Published online Aug 21, 2020. doi: 10.3748/wjg.v26.i31.4639
Peer-review started: February 20, 2020
First decision: March 24, 2020
Revised: April 9, 2020
Accepted: July 18, 2020
Article in press: July 18, 2020
Published online: August 21, 2020
Processing time: 182 Days and 20.1 Hours
Colorectal cancer is the third most common malignancy worldwide. Therefore, it is critically important to identify new useful markers that can be easily obtained in routine practice. Inflammation is a crucial issue in the pathogenesis and development of cancer.
To evaluate the prognostic value of absolute monocyte count, monocyte to lymphocyte ratio (MLR), the combination of neutrophil-to-lymphocyte ratio and platelet-to-lymphocyte ratio (NLR-PLR), and combined platelet and neutrophil-to-lymphocyte ratio (PLT-NLR) in peripheral blood samples of patients with colorectal cancer undergoing surgery.
We conducted a retrospective study of 160 patients with colorectal cancer who underwent surgery, and 42 healthy controls.
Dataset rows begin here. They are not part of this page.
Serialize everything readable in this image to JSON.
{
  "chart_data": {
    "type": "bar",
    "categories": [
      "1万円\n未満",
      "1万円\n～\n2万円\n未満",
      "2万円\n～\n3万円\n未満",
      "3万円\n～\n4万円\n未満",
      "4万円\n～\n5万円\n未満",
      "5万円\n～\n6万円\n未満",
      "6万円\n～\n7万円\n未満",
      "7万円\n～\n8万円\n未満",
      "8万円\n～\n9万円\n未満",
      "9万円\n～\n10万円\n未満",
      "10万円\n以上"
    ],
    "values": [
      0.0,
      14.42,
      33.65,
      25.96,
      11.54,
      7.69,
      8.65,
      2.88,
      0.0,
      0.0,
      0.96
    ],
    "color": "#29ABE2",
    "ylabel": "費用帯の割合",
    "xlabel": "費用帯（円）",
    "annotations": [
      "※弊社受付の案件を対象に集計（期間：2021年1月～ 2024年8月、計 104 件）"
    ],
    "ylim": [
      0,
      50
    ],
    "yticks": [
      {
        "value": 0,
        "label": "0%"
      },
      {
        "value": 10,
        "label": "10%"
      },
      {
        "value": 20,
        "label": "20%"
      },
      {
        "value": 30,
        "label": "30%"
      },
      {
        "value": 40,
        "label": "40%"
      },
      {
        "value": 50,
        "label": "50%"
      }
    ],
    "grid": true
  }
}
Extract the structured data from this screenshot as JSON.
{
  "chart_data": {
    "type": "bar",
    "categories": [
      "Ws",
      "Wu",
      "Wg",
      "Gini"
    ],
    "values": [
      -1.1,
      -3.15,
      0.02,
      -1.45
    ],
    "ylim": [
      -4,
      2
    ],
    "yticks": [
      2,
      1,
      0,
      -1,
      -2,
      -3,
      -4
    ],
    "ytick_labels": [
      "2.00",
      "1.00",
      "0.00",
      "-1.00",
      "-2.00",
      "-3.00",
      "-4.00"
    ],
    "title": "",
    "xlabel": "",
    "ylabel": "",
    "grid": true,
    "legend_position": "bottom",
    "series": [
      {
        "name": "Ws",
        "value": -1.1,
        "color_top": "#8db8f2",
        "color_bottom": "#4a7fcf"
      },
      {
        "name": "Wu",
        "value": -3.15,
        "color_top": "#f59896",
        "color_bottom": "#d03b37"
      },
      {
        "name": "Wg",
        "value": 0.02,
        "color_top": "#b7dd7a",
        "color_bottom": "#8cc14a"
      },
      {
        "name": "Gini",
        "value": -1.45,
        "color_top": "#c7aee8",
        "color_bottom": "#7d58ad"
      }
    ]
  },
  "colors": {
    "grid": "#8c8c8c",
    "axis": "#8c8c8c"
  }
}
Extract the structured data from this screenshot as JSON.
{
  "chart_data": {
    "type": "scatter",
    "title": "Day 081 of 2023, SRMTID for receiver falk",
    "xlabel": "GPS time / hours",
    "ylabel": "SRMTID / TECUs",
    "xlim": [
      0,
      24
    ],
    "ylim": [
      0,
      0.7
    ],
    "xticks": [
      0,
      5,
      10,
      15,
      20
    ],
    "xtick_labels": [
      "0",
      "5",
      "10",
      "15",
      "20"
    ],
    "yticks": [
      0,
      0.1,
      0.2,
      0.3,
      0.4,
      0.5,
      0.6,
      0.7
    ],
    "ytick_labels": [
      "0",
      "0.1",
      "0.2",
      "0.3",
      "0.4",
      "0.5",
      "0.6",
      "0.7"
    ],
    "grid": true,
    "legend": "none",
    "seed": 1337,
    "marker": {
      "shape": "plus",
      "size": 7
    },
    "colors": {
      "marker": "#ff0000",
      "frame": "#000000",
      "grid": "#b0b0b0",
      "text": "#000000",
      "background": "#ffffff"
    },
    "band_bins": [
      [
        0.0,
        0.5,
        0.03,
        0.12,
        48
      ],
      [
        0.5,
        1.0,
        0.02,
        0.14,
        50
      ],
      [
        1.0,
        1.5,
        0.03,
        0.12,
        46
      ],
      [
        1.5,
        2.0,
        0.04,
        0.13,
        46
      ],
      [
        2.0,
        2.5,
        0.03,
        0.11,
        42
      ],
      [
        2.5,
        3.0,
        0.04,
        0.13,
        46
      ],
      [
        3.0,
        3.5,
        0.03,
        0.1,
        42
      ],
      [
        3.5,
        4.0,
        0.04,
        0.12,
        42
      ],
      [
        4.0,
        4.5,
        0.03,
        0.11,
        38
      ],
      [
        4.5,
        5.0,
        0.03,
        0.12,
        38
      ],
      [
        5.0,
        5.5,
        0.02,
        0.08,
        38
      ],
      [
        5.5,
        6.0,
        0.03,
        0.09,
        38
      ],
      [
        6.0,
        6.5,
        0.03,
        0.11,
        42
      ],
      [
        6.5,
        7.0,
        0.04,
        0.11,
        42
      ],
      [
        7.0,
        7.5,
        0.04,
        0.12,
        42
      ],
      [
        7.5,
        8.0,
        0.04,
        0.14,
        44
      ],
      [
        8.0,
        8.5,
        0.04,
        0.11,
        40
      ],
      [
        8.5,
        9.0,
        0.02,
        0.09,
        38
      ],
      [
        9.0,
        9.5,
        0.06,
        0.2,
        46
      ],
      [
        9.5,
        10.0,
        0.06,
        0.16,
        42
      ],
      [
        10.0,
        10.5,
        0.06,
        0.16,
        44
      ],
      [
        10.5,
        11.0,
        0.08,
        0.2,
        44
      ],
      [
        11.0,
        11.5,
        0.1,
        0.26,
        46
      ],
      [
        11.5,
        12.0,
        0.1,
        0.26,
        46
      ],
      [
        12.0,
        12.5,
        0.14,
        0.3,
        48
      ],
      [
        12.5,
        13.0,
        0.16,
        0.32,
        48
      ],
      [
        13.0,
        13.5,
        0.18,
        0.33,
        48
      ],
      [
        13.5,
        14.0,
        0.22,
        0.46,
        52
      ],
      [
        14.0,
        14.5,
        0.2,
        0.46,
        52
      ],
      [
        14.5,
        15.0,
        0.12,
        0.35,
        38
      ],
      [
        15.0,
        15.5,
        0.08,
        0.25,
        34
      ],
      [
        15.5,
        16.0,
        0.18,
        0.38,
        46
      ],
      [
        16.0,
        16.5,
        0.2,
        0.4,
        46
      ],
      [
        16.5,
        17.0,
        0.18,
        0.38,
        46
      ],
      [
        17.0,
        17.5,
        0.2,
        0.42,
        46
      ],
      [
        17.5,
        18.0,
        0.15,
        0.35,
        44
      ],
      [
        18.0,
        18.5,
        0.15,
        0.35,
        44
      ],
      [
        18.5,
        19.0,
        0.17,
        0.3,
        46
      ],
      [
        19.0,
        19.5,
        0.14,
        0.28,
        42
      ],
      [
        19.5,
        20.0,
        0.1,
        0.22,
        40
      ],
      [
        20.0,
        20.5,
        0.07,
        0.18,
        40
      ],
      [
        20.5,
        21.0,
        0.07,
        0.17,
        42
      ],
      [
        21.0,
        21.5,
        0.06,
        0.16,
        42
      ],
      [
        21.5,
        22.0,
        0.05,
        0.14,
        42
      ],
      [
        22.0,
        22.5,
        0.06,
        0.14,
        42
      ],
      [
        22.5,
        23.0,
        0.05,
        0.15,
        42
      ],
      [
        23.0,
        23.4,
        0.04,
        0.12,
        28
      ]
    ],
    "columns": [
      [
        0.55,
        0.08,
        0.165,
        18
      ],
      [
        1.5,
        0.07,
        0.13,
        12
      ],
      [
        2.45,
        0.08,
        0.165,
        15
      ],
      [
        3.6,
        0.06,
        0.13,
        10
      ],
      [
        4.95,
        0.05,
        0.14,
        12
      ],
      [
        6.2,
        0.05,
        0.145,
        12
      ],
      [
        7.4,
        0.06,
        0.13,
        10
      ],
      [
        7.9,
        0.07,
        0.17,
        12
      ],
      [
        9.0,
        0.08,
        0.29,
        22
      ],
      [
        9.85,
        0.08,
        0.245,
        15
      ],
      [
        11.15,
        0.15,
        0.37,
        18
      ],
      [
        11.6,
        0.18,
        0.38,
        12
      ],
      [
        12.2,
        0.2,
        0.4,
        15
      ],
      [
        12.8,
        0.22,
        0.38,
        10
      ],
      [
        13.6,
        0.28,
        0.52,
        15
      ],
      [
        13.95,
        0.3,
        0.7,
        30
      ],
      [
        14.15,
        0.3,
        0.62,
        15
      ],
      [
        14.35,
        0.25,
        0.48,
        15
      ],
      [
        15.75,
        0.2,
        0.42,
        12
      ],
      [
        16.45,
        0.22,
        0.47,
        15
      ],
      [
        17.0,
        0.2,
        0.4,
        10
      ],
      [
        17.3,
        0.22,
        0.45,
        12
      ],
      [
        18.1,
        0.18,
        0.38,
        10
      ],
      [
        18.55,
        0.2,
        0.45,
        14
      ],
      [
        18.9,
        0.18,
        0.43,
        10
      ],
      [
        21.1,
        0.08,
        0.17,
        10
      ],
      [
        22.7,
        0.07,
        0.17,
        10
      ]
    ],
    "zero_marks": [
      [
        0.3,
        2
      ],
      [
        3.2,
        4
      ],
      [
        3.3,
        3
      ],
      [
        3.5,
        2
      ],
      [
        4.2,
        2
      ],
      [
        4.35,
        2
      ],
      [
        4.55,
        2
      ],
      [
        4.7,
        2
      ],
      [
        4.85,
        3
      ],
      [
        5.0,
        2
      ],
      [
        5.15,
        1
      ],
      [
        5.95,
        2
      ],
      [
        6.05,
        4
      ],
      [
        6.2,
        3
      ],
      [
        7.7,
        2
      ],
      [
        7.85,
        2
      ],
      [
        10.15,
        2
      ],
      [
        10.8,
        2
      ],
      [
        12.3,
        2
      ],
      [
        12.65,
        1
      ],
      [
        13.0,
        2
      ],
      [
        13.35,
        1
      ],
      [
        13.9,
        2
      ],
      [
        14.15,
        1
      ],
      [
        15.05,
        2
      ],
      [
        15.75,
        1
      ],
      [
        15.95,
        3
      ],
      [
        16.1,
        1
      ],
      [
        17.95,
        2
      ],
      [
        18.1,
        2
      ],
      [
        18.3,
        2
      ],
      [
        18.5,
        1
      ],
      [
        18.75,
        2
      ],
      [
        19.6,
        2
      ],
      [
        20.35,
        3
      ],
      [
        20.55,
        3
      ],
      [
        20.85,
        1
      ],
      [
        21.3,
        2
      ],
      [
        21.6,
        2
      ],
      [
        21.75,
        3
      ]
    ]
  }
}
The status of absolute monocyte count, MLR, NLR-PLR and PLT-NLR was calculated on the basis of blood samples obtained before and after surgery. Haematologic factors were examined in correlation with the type of tumour growth, tumour size, histological type, percentage of mucinous component, grade of malignancy, Tumour-Node-Metastasis stage, venous, lymphatic and perineural invasion of cancer cells, status of lymph node invasion and the presence of cancer cell deposits. The Kaplan-Meier method and the long-rank test were used to compare survival curves. To determine independent prognostic factors, univariate and multivariate Cox proportional hazards regression models were applied.
The PLT-NLR status was correlated with tumour size and the presence of perineural invasion (P = 0.015; P = -0.174, P = 0.037). Moreover, high NLR-PLR and PLR-NLR ratios in the blood samples obtained after surgery were positively associated with histological type of cancer and percentage of the mucinous component (NLR-PLR: P = 0.002; P = 0.009; PLR-NLR status: P = 0.002; P = 0.007). The analysis of 5-year disease-free survival showed that the MLR of whole blood obtained after surgery [HR = 2.903, 95%CI: (1.368-6.158), P = 0.005] and the status of lymph node metastasis [HR = 0.813, 95%CI: (0.653-1.013), P = 0.050] were independent prognostic factors in colorectal cancer patients.
The postoperative MLR in whole blood samples can be used as an independent prognostic factor in patients diagnosed with colorectal cancer.
Core tip: This is a retrospective study evaluating the monocyte-to-lymphocyte ratio in peripheral whole blood samples of colorectal cancer patients. Haematologic parameters can be useful in the diagnosis and prognosis of colorectal cancer. The monocyte-to-lymphocyte ratio of whole blood obtained after surgery was an independent factor in the 5-year disease-free survival time of colorectal cancer patients.